23 sierpnia 2010

Poszukiwanie Ptaka Czasu trwa!


Saga Le Tendre i Loisela W poszukiwaniu Ptaka Czasu (zwana u nas także Pelissą), cieszy się estymą powszechną i jak najbardziej zasłużoną. W końcu nie codziennie ukazuje się komiks fantasy tak oryginalny, tak obfity w świeże pomysły, tak wyrafinowany, w takim stopniu przesycony błyskotliwym, nierzadko zgryźliwym dowcipem. Trudno nie lubić tej serii i jej bohaterów, nie sposób nie podkochiwać się w ponętnej Pelissie… Jednak nasza polska sympatia nie może się równać z prawdziwym kultem, jakim Poszukiwanie cieszy się w kraju swoich twórców.

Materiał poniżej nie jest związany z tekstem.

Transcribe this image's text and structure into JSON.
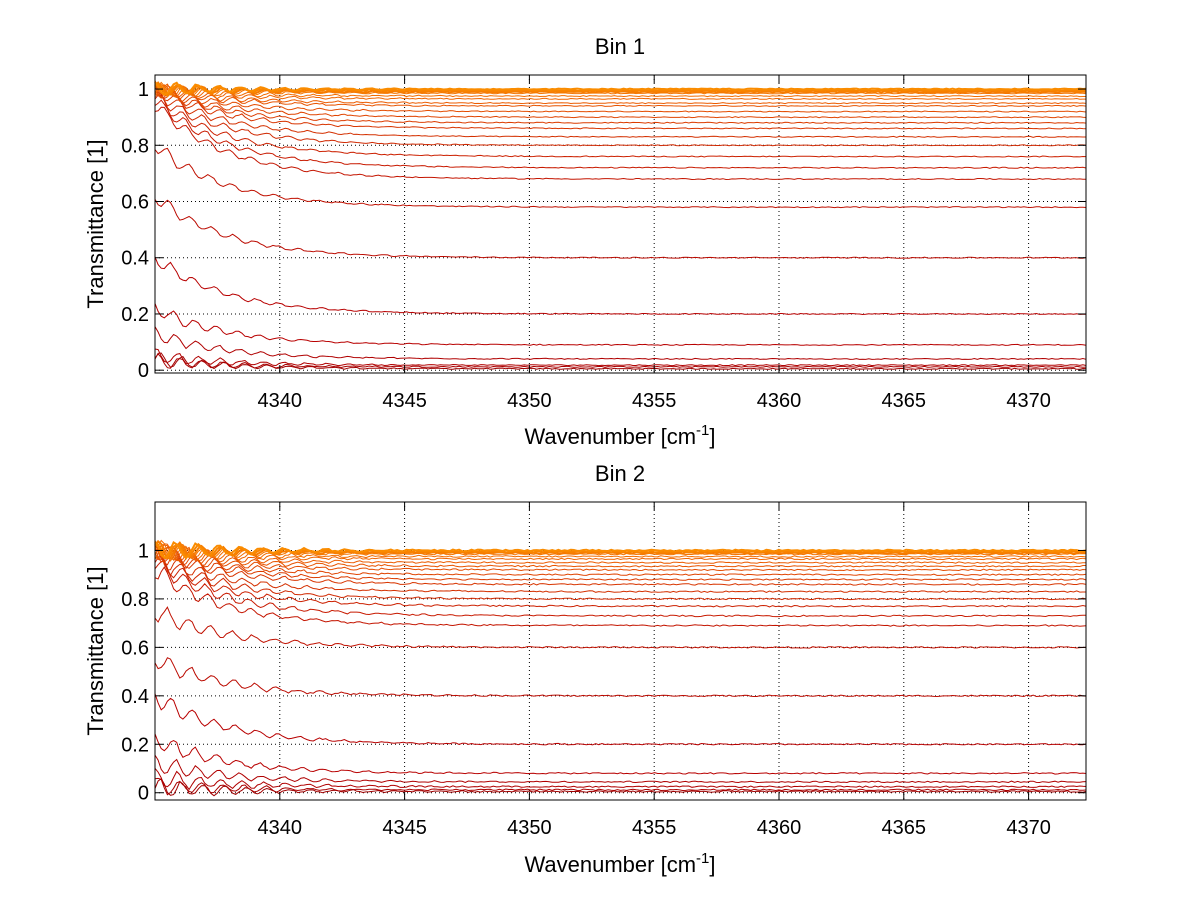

Pomijając fakt, że na każdym stoisku z komiksami można bez problemu odszukać wszystkie albumy w pięknych wydaniach (kredowy papier, twarda oprawa), dowodem niesłabnącej popularności są kolejne tomy serii prequelowej Avant La Quete (Przed poszukiwaniem), opowiadającej o młodości Dragona, a także zapowiedź sequela, którego treść jak dotąd owiana jest tajemnicą. Ale na tym nie koniec! W profesjonalnych sklepach zakupić można miedzy innymi:


- imponujące popiersie Bragona;


- Bragona w pełnej krasie, spoglądającego z dumą na najnowszy tom swych młodzieńczych przygód;


- pokaźnych rozmiarów portret Łowcy (de facto jest to reprodukcja okładki trzeciego albumu);


- scenkę rodzajową z bohaterami pierwszego albumu prequela. Niestety, zdjęcie wyszło fatalnie i prawie nie widać, że przedstawia nocną przeprawę Mary, Bagona i Javina…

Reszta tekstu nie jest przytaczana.